Evaluationen (Bolliger et al. 2016; Baumgartner et al. 2009) bemängeln am aktuellen System: Die Leistungen seien zu wenig bedarfsorientiert und die Selbstbestimmung von Menschen mit Behinderungen würde zu wenig gefördert. Diese Kritik ist auch im Zusammenhang mit der Finanzierungsform – der Objektfinanzierung – zu sehen.
Das Gegenstück zur Objektfinanzierung ist die Subjektfinanzierung. Diese Finanzierungsform gilt als Mittel zur Förderung der Selbstbestimmung und Inklusion, weil sie die finanziellen Mittel statt an Organisationen an die Nutzenden selbst ausrichtet. Dabei lassen sich vier Modelle unterscheiden (Enste und Stettes 2005): Einkaufsmodell, Gutscheinmodell, Leistungsentgelt und Mischform.

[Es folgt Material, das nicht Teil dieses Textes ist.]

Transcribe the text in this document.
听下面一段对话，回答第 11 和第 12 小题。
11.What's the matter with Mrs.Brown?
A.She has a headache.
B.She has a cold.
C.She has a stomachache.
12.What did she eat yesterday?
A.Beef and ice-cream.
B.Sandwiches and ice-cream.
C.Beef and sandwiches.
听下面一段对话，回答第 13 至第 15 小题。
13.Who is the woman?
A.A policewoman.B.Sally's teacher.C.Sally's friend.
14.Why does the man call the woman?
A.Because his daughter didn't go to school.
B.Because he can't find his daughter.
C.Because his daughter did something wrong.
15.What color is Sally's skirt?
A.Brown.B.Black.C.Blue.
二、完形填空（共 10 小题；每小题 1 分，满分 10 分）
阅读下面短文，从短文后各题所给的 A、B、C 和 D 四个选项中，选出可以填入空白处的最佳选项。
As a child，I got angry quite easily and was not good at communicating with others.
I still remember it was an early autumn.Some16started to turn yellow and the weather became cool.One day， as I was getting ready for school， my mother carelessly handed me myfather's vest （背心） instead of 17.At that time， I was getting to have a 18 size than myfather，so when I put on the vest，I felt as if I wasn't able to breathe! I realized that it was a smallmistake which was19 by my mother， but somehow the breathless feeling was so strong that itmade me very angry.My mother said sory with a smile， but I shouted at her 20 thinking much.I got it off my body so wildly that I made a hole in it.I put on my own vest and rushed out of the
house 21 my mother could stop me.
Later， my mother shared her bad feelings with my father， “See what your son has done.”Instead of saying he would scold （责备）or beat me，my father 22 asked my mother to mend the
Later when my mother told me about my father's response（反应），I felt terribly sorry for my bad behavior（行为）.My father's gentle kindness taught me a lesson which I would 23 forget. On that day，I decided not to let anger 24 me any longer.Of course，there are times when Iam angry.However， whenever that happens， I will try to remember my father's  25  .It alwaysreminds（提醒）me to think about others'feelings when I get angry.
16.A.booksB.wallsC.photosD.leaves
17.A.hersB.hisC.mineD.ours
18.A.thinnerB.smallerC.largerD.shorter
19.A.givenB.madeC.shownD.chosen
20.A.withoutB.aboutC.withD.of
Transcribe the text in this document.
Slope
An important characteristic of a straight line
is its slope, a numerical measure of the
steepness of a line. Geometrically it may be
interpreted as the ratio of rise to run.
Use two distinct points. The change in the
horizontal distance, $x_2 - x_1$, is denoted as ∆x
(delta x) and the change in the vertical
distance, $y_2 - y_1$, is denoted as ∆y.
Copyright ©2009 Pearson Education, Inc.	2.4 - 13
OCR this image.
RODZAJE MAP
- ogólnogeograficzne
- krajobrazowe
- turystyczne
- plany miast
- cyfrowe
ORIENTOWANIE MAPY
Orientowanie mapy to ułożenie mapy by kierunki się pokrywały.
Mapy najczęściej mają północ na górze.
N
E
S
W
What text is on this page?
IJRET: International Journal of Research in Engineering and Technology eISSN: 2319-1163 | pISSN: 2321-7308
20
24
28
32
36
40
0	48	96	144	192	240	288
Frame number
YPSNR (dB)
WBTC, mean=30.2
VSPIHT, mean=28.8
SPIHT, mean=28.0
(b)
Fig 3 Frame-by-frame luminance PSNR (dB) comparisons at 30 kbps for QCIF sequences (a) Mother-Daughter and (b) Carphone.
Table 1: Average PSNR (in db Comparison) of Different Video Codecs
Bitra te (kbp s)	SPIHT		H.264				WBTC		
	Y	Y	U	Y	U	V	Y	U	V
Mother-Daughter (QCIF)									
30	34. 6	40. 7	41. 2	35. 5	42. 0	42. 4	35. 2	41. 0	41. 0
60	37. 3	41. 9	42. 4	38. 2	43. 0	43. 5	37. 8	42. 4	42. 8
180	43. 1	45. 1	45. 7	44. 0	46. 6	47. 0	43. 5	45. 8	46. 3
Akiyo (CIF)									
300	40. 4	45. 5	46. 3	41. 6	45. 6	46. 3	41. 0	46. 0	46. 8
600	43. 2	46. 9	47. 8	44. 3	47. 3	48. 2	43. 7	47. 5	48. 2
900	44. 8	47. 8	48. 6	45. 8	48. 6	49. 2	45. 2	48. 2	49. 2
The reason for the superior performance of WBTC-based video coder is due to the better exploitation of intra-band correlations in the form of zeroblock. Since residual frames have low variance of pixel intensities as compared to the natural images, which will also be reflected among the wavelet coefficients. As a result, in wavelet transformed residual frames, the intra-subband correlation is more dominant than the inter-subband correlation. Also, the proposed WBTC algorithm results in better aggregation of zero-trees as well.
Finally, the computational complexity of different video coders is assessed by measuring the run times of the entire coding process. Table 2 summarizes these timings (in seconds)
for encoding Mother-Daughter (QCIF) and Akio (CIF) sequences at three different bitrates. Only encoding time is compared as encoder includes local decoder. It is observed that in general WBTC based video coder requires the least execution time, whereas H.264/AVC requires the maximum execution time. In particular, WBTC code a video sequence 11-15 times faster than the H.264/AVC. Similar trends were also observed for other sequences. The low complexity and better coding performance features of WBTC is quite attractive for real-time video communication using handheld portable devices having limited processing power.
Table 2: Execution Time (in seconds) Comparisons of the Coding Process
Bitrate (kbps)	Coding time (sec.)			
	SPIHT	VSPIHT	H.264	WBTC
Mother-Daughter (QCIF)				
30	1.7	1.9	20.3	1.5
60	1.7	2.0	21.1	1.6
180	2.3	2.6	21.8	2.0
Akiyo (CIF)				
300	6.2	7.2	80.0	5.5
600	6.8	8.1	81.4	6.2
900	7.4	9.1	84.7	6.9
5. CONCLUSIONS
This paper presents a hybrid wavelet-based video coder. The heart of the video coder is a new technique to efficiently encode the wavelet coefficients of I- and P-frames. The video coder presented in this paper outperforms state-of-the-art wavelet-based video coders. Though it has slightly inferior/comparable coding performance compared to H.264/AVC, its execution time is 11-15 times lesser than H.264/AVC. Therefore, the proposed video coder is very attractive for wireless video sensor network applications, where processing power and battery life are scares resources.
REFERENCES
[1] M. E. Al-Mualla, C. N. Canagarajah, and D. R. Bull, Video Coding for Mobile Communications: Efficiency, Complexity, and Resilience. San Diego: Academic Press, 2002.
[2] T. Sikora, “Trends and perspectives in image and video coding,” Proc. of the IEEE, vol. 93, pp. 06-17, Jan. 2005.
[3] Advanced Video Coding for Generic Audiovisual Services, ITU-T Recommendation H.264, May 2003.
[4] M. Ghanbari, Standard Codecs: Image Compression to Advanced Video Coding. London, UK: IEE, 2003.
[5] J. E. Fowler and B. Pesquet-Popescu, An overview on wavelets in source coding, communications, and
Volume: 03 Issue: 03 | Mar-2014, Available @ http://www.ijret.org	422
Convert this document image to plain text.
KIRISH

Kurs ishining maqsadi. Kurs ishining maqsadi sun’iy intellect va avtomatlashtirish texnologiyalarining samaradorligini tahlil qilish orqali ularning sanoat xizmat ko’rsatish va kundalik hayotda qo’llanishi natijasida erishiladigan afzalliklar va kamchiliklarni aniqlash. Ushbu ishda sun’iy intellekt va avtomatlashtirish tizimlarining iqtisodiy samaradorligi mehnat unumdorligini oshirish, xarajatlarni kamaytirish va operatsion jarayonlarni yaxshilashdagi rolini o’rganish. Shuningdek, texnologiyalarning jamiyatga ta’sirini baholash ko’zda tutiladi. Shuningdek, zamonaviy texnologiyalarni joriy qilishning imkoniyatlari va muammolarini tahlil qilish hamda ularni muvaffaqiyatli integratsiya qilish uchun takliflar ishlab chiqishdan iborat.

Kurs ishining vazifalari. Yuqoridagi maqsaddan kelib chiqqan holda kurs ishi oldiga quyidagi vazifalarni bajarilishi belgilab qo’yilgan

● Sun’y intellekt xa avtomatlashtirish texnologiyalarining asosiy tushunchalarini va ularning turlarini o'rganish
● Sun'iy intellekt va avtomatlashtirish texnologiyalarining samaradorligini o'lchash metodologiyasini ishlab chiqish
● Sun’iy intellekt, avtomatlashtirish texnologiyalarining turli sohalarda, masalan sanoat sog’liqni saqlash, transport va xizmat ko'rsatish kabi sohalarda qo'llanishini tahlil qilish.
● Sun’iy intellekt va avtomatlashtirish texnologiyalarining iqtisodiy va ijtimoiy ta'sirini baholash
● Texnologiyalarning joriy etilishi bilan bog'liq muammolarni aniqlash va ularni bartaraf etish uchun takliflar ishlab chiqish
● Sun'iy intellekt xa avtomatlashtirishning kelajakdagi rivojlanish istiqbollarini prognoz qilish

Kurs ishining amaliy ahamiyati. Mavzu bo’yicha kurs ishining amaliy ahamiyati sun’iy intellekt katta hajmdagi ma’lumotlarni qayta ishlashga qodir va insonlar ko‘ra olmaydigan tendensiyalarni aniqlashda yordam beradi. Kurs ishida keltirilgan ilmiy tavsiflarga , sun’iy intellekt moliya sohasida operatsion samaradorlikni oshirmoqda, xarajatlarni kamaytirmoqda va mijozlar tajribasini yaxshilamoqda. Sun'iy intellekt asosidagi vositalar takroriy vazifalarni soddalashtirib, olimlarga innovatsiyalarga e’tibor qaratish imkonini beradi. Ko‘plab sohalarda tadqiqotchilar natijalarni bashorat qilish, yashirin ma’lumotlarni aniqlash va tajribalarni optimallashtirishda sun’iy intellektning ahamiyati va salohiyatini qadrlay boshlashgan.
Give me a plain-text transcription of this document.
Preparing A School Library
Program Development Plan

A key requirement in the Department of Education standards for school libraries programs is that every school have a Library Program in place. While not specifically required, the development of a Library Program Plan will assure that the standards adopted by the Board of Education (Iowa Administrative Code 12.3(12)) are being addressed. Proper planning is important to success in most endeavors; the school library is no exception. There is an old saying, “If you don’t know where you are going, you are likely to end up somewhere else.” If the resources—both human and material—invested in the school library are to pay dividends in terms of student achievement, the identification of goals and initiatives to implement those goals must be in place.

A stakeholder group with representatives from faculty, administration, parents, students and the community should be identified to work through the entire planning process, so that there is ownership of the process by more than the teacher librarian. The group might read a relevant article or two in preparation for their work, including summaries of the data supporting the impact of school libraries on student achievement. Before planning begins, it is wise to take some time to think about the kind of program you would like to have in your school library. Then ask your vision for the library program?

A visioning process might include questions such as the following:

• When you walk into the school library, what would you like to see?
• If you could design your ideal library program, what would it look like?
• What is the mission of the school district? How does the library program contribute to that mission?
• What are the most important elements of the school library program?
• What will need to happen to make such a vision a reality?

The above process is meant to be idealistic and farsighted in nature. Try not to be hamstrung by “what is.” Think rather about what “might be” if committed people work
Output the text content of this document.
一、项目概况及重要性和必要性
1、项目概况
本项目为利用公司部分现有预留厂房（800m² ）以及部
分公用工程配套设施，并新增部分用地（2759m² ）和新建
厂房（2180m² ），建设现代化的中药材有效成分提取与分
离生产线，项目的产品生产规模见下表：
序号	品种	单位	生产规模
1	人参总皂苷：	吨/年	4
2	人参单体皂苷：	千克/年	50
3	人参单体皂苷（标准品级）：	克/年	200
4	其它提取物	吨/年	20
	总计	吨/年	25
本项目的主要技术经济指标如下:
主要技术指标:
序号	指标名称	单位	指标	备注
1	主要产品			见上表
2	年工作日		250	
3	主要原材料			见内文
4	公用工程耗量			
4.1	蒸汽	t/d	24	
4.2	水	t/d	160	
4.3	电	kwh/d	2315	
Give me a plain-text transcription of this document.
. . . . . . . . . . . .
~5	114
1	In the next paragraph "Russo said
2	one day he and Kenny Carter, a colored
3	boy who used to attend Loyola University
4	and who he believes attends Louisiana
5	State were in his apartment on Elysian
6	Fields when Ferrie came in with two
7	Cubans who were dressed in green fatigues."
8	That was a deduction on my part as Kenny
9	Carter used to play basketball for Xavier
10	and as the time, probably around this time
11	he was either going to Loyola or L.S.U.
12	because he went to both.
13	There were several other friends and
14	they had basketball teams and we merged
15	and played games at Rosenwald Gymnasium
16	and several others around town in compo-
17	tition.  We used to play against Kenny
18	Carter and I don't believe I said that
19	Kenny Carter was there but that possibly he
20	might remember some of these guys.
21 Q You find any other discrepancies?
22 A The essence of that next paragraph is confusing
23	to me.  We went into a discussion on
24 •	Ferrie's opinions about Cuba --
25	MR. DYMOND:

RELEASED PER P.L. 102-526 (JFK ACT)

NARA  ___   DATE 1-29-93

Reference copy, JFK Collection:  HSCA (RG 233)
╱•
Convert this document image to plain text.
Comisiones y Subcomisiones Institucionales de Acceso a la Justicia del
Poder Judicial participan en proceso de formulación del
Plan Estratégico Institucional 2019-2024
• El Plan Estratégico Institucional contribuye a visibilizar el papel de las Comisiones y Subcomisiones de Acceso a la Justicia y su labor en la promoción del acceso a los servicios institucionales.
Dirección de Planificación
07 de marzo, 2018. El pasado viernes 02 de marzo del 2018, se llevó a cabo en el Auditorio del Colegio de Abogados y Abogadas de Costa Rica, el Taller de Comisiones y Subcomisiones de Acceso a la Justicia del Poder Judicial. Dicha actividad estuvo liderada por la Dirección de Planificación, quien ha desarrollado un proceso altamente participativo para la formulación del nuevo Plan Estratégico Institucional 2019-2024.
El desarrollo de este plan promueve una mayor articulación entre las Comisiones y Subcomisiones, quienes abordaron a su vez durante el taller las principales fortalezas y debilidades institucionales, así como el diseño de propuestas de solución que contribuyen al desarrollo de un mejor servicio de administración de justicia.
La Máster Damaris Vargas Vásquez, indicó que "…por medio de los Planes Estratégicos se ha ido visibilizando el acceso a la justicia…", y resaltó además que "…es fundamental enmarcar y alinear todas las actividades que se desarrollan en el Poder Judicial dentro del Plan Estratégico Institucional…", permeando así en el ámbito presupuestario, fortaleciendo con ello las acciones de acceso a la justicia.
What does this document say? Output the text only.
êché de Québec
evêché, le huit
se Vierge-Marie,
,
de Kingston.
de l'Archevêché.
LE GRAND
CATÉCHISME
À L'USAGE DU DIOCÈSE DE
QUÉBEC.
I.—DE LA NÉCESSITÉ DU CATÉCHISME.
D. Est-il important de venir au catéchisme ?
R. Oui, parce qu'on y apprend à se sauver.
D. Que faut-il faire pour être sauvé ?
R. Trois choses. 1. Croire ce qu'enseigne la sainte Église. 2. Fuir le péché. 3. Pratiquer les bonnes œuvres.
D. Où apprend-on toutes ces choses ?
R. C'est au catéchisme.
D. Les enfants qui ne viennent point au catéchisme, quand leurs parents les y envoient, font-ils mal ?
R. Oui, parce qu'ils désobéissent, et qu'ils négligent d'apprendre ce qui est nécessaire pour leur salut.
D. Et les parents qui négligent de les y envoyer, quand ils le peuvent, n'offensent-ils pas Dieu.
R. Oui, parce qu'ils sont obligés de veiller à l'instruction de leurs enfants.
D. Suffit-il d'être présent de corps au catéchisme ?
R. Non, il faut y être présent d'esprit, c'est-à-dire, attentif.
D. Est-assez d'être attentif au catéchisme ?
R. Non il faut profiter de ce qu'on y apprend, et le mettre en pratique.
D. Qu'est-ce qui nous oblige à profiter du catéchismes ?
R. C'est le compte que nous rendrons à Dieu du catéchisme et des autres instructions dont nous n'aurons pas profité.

Beim Einkaufsmodell gehen die finanziellen Mittel direkt an die Leistungsberechtigten. Demgegenüber berechtigen beim Gutscheinmodell zweckgebundene Gutscheine zum Leistungsbezug. Beim Leistungsentgelt werden bezogene Leistungen durch die Finanzierungsinstanz direkt vergütet. Die Mischform kombiniert Elemente der Subjekt- und Objektfinanzierung.
Studie prüft Systemwechsel
Wie könnte das aktuelle Leistungssystem in Richtung Subjektfinanzierung umgestaltet werden? Diese Frage war Gegenstand einer Studie (Baumgartner et al. 2023), die im Auftrag des BSV an der Fachhochschule Nordwestschweiz und der Fachhochschule Westschweiz durchgeführt wurde.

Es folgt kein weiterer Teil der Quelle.